BHP Billiton’s (ASX: BHP) (LON:BLT) leading investors are pressing the company’s management not only to accept a proposal by activist investor Elliott Management to spin off its US petroleum business, but to fully demerge all of its oil and gas assets.
Speaking to Financial Times (subs. required), Aberdeen Asset Management, the third-largest shareholder in BHP’s London-listed arm, said a demerger of those assets was a good idea, adding it was “a matter of working out the economics.”
According to the paper, four of the top 20 shareholders in BHP’s UK division said they wanted the group to consider the suggested spinoff.
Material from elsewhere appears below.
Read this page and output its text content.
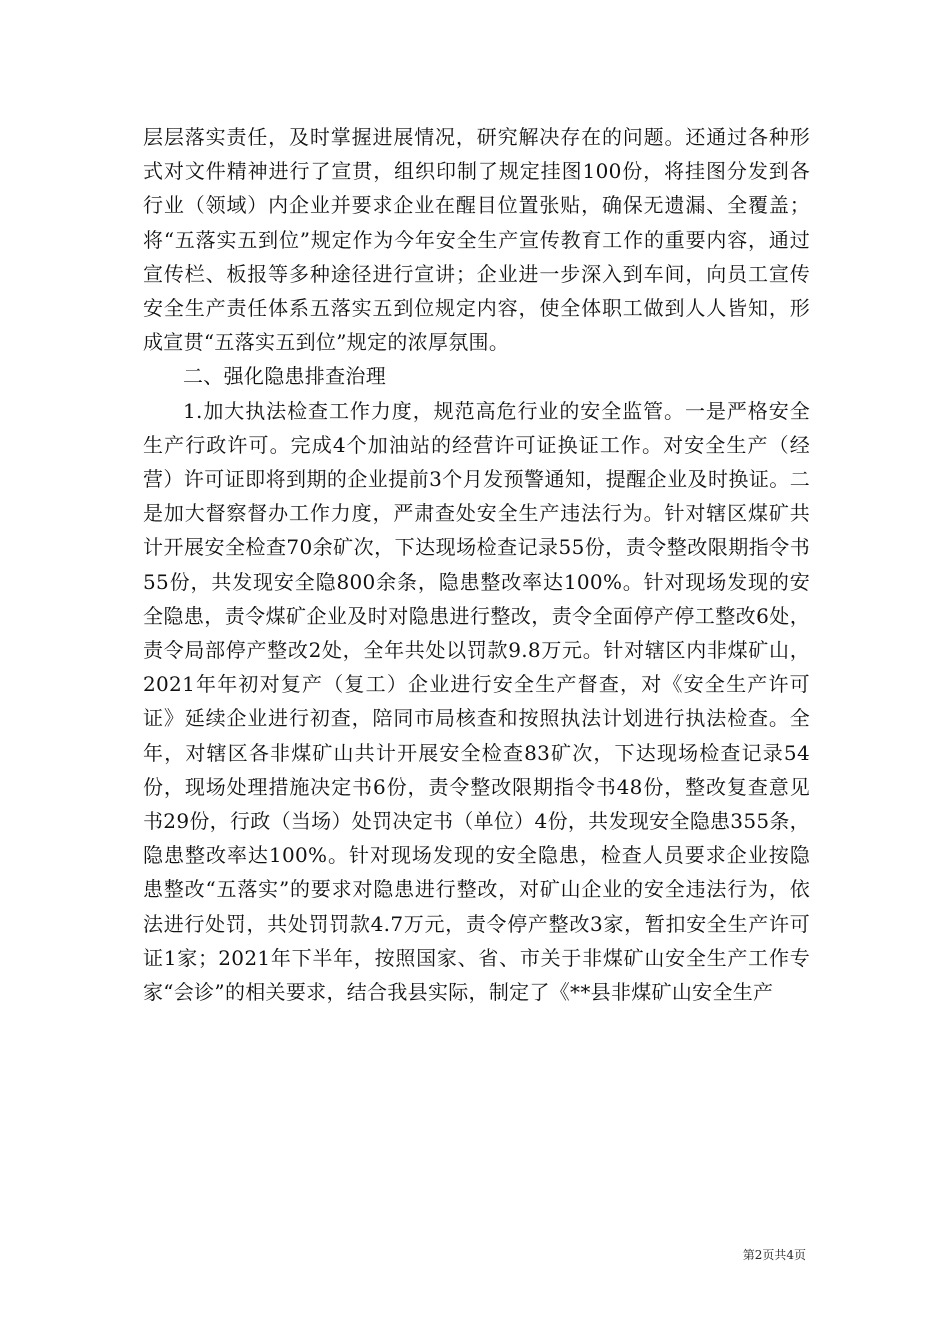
层层落实责任，及时掌握进展情况，研究解决存在的问题。还通过各种形式对文件精神进行了宣贯，组织印制了规定挂图100份，将挂图分发到各行业（领域）内企业并要求企业在醒目位置张贴，确保无遗漏、全覆盖；将“五落实五到位”规定作为今年安全生产宣传教育工作的重要内容，通过宣传栏、板报等多种途径进行宣讲；企业进一步深入到车间，向员工宣传安全生产责任体系五落实五到位规定内容，使全体职工做到人人皆知，形成宣贯“五落实五到位”规定的浓厚氛围。

二、强化隐患排查治理

1.加大执法检查工作力度，规范高危行业的安全监管。一是严格安全生产行政许可。完成4个加油站的经营许可证换证工作。对安全生产（经营）许可证即将到期的企业提前3个月发预警通知，提醒企业及时换证。二是加大督察督办工作力度，严肃查处安全生产违法行为。针对辖区煤矿共计开展安全检查70余矿次，下达现场检查记录55份，责令整改限期指令书55份，共发现安全隐800余条，隐患整改率达100%。针对现场发现的安全隐患，责令煤矿企业及时对隐患进行整改，责令全面停产停工整改6处，责令局部停产整改2处，全年共处以罚款9.8万元。针对辖区内非煤矿山，2021年年初对复产（复工）企业进行安全生产督查，对《安全生产许可证》延续企业进行初查，陪同市局核查和按照执法计划进行执法检查。全年，对辖区各非煤矿山共计开展安全检查83矿次，下达现场检查记录54份，现场处理措施决定书6份，责令整改限期指令书48份，整改复查意见书29份，行政（当场）处罚决定书（单位）4份，共发现安全隐患355条，隐患整改率达100%。针对现场发现的安全隐患，检查人员要求企业按隐患整改“五落实”的要求对隐患进行整改，对矿山企业的安全违法行为，依法进行处罚，共处罚罚款4.7万元，责令停产整改3家，暂扣安全生产许可证1家；2021年下半年，按照国家、省、市关于非煤矿山安全生产工作专家“会诊”的相关要求，结合我县实际，制定了《**县非煤矿山安全生产

第2页共4页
Their demands come a bit over a week after activist investor Elliott Management sent a letter to the company urging it to unlock shareholder value by spinning off about $22 billion of its US oil assets.
Elliott’s proposal includes the suggestion of unifying BHP’s dual structure into a single Australia-headquartered and listed company, which according to the hedge fund manager could lift the value of BHP’s UK-based shareholders by 51% and by 48.6% those of the Australia-based investors.
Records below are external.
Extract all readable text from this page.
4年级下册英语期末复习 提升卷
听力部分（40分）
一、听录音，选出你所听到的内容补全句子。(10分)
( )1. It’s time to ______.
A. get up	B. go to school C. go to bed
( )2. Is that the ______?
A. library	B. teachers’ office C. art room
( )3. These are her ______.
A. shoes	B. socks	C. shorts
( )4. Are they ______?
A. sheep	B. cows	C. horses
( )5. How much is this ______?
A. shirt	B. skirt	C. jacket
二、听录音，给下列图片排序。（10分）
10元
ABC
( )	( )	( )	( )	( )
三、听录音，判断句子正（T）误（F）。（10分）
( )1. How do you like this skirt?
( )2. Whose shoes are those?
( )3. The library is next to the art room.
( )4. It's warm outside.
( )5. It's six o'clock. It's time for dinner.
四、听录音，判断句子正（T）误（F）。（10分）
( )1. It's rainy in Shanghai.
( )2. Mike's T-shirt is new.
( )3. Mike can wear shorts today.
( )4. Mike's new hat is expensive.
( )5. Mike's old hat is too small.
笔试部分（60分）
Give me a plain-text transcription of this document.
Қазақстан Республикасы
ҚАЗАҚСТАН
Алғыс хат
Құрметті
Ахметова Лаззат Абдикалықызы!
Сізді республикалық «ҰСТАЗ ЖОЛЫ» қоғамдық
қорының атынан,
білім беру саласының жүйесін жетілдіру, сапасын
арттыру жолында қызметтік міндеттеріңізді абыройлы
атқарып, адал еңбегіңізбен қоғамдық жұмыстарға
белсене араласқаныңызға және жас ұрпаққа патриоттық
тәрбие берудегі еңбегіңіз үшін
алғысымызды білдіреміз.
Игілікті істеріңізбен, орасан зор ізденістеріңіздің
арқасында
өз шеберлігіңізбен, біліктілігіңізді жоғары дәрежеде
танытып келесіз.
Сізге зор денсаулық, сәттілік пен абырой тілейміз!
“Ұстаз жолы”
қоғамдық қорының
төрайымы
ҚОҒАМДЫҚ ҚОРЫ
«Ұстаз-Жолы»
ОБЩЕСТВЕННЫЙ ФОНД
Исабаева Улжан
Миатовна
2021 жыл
BHP replied by saying the costs and associated risks of the proposed overhaul would significantly outweigh any potential benefits, calling the proposal “flawed.”
Elliott’s proposal of a primary listing in London would require the approval of Australia’s Foreign Investment Review Board, BHP said. The company has returned $23 billion in share buybacks since the dual-listed structure was formed in 2001 and paid out $56 billion of dividends, the miner noted.
The New York-based hedge fund, which owns about 4.1% of BHP’s London-listed shares and has rights to buy 0.4% of the Australian ones, insisted in its letter that despite owning mostly first-class quality assets, BHP as an investment has underperformed.
According to Elliott, most of that underperformance “has been driven by the incomplete status of management’s streamlining and value-optimization of BHP’s group structure and asset portfolio.”
In October last year, BHP billion in its petroleum business and also said it was considering additional investments of as much as $2.5 billion to expand existing projects and to possibly acquire new assets.
In February, the company revealed it had swung from loss to a $3.2 billion profit in the first half of the 2017 financial year. It also announced it was rewarding investors with an interim dividend of 40 US cents a share, higher than the 30 cents a share mandated by its policy.
BHP’s petroleum division, with operations in the US and Australia, is valued by analysts at between $26 billion and $32 billion.